Just ahead of peak driving season, Friday's average of $3.734 is down almost 7 cents, marking the steepest one-week decline since November. Prices are also down about 18 cents from a month ago, making gas prices cheaper than they were a year ago.
But will gas prices continue their downward march or spike up again, putting a dent in consumers' summer spending cash?
It depends on a variety of factors, not least of all crude oil prices, which have eased in recent weeks to their lowest level since February, primarily due to the relative calm in the Middle East.

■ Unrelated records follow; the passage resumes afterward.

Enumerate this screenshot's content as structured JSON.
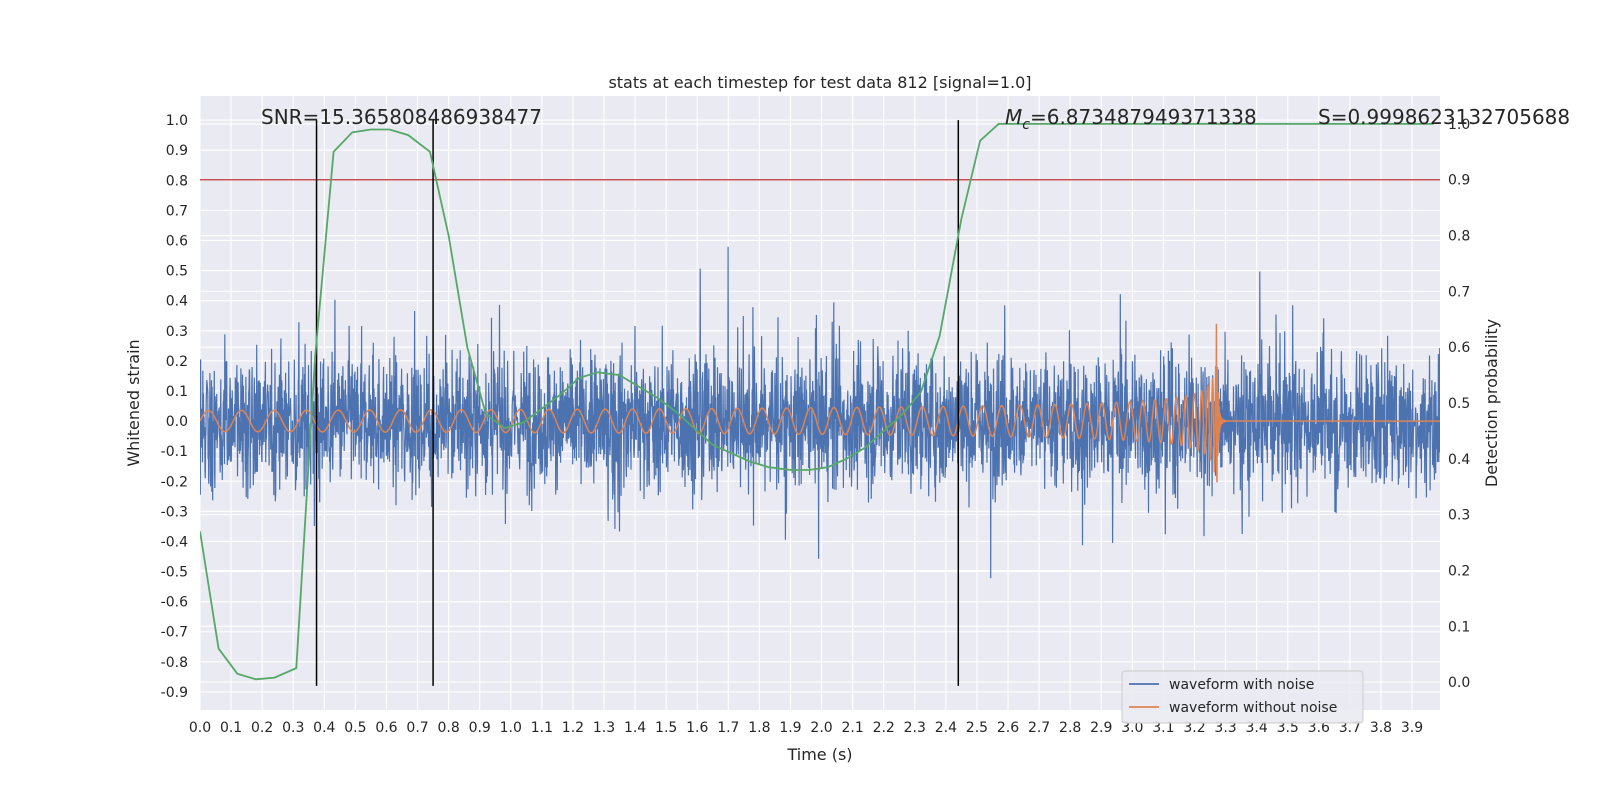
{
  "chart_data": {
    "type": "line",
    "title": "stats at each timestep for test data 812 [signal=1.0]",
    "xlabel": "Time (s)",
    "ylabel": "Whitened strain",
    "y2label": "Detection probability",
    "xlim": [
      0.0,
      3.99
    ],
    "ylim": [
      -0.96,
      1.08
    ],
    "y2lim": [
      -0.05,
      1.05
    ],
    "x_ticks": [
      "0.0",
      "0.1",
      "0.2",
      "0.3",
      "0.4",
      "0.5",
      "0.6",
      "0.7",
      "0.8",
      "0.9",
      "1.0",
      "1.1",
      "1.2",
      "1.3",
      "1.4",
      "1.5",
      "1.6",
      "1.7",
      "1.8",
      "1.9",
      "2.0",
      "2.1",
      "2.2",
      "2.3",
      "2.4",
      "2.5",
      "2.6",
      "2.7",
      "2.8",
      "2.9",
      "3.0",
      "3.1",
      "3.2",
      "3.3",
      "3.4",
      "3.5",
      "3.6",
      "3.7",
      "3.8",
      "3.9"
    ],
    "y_ticks": [
      "1.0",
      "0.9",
      "0.8",
      "0.7",
      "0.6",
      "0.5",
      "0.4",
      "0.3",
      "0.2",
      "0.1",
      "0.0",
      "-0.1",
      "-0.2",
      "-0.3",
      "-0.4",
      "-0.5",
      "-0.6",
      "-0.7",
      "-0.8",
      "-0.9"
    ],
    "y2_ticks": [
      "1.0",
      "0.9",
      "0.8",
      "0.7",
      "0.6",
      "0.5",
      "0.4",
      "0.3",
      "0.2",
      "0.1",
      "0.0"
    ],
    "grid": true,
    "legend_position": "lower-right",
    "annotations": {
      "snr": "SNR=15.365808486938477",
      "mc_symbol": "M",
      "mc_sub": "c",
      "mc_value": "=6.873487949371338",
      "s": "S=0.9998623132705688"
    },
    "series": [
      {
        "name": "waveform with noise",
        "color": "#4c72b0",
        "kind": "noise",
        "x_range": [
          0.0,
          3.99
        ],
        "std": 0.25
      },
      {
        "name": "waveform without noise",
        "color": "#dd8452",
        "kind": "chirp",
        "x_range": [
          0.0,
          3.27
        ],
        "amplitude_start": 0.035,
        "amplitude_peak": 0.38,
        "merger_time": 3.27
      }
    ],
    "detection_probability": {
      "color": "#55a868",
      "x": [
        0.0,
        0.06,
        0.12,
        0.18,
        0.24,
        0.31,
        0.37,
        0.43,
        0.49,
        0.55,
        0.61,
        0.67,
        0.74,
        0.8,
        0.86,
        0.92,
        0.98,
        1.04,
        1.1,
        1.16,
        1.22,
        1.28,
        1.35,
        1.41,
        1.47,
        1.53,
        1.59,
        1.65,
        1.71,
        1.77,
        1.83,
        1.9,
        1.96,
        2.02,
        2.08,
        2.14,
        2.2,
        2.26,
        2.32,
        2.38,
        2.45,
        2.51,
        2.57,
        2.63,
        2.69,
        2.75,
        2.81,
        2.87,
        2.93,
        3.0,
        3.06,
        3.12,
        3.18,
        3.24,
        3.3,
        3.36,
        3.42,
        3.48,
        3.55,
        3.61,
        3.67,
        3.73,
        3.79,
        3.85,
        3.91,
        3.97
      ],
      "y": [
        0.27,
        0.06,
        0.015,
        0.005,
        0.008,
        0.025,
        0.58,
        0.95,
        0.985,
        0.99,
        0.99,
        0.98,
        0.95,
        0.8,
        0.6,
        0.48,
        0.455,
        0.465,
        0.49,
        0.515,
        0.545,
        0.555,
        0.55,
        0.53,
        0.51,
        0.485,
        0.455,
        0.425,
        0.41,
        0.395,
        0.385,
        0.38,
        0.38,
        0.385,
        0.4,
        0.42,
        0.45,
        0.48,
        0.52,
        0.62,
        0.83,
        0.97,
        1.0,
        1.0,
        1.0,
        1.0,
        1.0,
        1.0,
        1.0,
        1.0,
        1.0,
        1.0,
        1.0,
        1.0,
        1.0,
        1.0,
        1.0,
        1.0,
        1.0,
        1.0,
        1.0,
        1.0,
        1.0,
        1.0,
        1.0,
        1.0
      ]
    },
    "threshold": {
      "value": 0.9,
      "axis": "y2",
      "color": "#c44e52"
    },
    "vertical_lines": [
      0.375,
      0.75,
      2.44
    ],
    "vertical_lines_ylim": [
      -0.88,
      1.0
    ]
  }
}
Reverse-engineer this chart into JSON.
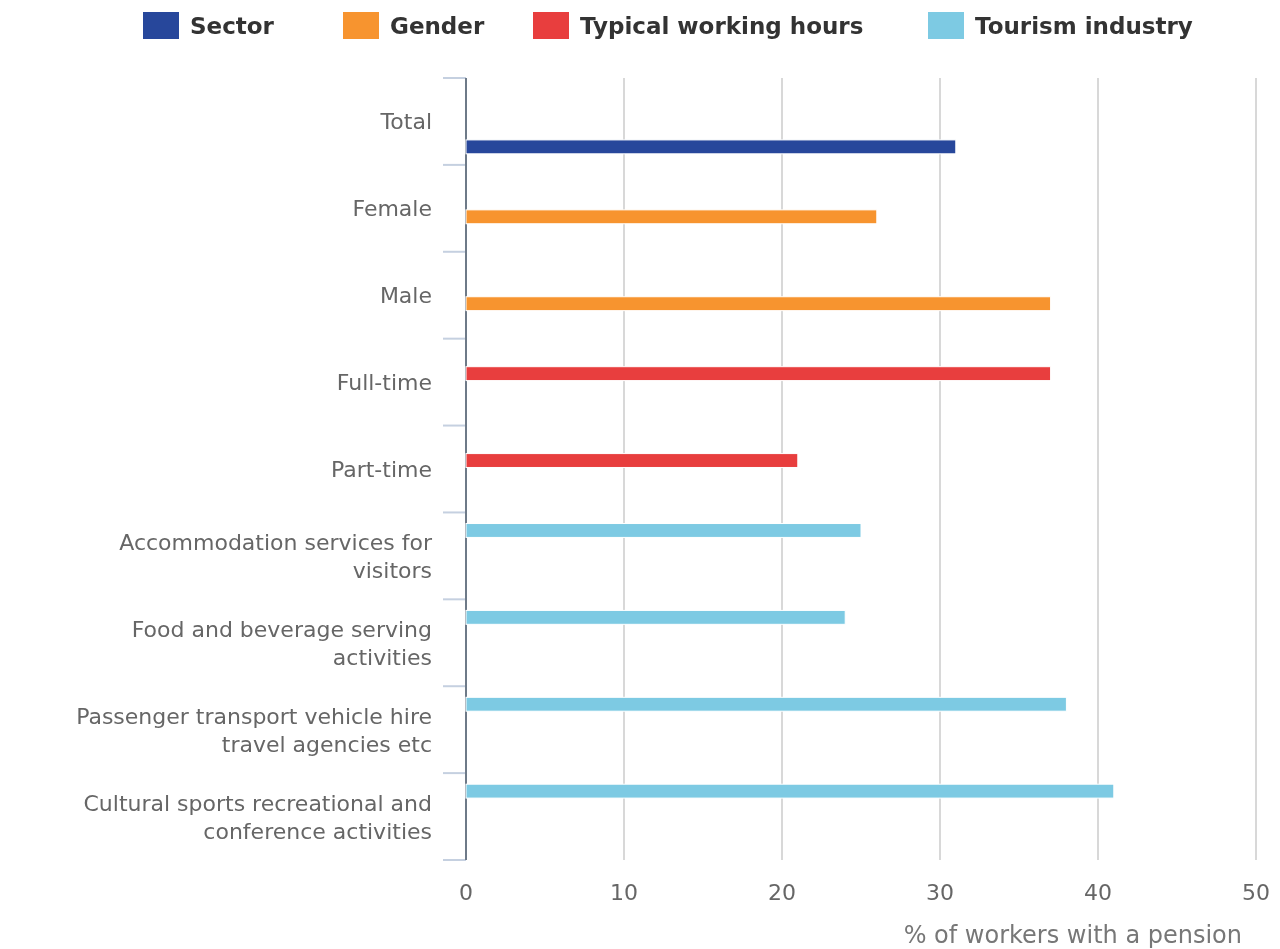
{
  "chart_data": {
    "type": "bar",
    "orientation": "horizontal",
    "xlabel": "% of workers with a pension",
    "categories": [
      "Total",
      "Female",
      "Male",
      "Full-time",
      "Part-time",
      "Accommodation services for visitors",
      "Food and beverage serving activities",
      "Passenger transport vehicle hire travel agencies etc",
      "Cultural sports recreational and conference activities"
    ],
    "series": [
      {
        "name": "Sector",
        "color": "#27479b",
        "values": [
          31,
          null,
          null,
          null,
          null,
          null,
          null,
          null,
          null
        ]
      },
      {
        "name": "Gender",
        "color": "#f7942f",
        "values": [
          null,
          26,
          37,
          null,
          null,
          null,
          null,
          null,
          null
        ]
      },
      {
        "name": "Typical working hours",
        "color": "#e83e3e",
        "values": [
          null,
          null,
          null,
          37,
          21,
          null,
          null,
          null,
          null
        ]
      },
      {
        "name": "Tourism industry",
        "color": "#7dcae3",
        "values": [
          null,
          null,
          null,
          null,
          null,
          25,
          24,
          38,
          41
        ]
      }
    ],
    "xlim": [
      0,
      50
    ],
    "xticks": [
      0,
      10,
      20,
      30,
      40,
      50
    ],
    "grid": "x",
    "legend": "top"
  }
}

But whether oil prices will remain lower hinges on the negotiations currently taking place over Iran's nuclear program, experts say.
"If those negotiations go well, then we could see a continuation of the current trend," says Gregg Laskoski, senior petroleum analyst for GasBuddy.com. If not, consumers around the world could be in for more sticker shock at the gas station.
But the politicking happening overseas isn't the only thing that's caused gas prices to sink. Supplies of crude oil and gasoline are better than they've been in awhile, according to the Department of Energy. Given the lucrative prices gasoline has been fetching recently, refinery output has been strong, which has helped boost supply and put a lid on prices, Laskoski says.
"We have a healthy supply, and that adds to the downward trend in retail prices," he adds.
Relative tranquility in the Middle East and good reserves are positive reasons why gas prices have been heading downward, but disappointing economic data at home has also had a hand in pushing down prices at the pump.
The last few months have seen anemic job growth, and if more Americans aren't getting back to work, fewer people will be commuting to work, keeping demand—and prices—for gasoline lower, experts say.
But just as fears of $5- and $6-a-gallon gas failed to materialize, prices aren't likely to sink to under $3 as a fresh contingent of observers has suggested. The truth is probably somewhere in the middle, according to Tom Kloza, chief oil analyst at the Oil Price Information Service.
"There are a lot of folks who were predicting $5 a gallon when prices were heading up, now they're predicting less than $3 a gallon. Neither is going to happen," Kloza told CNNMoney. "I'd say that $3.50 for a national average is probably as good as it's going to get."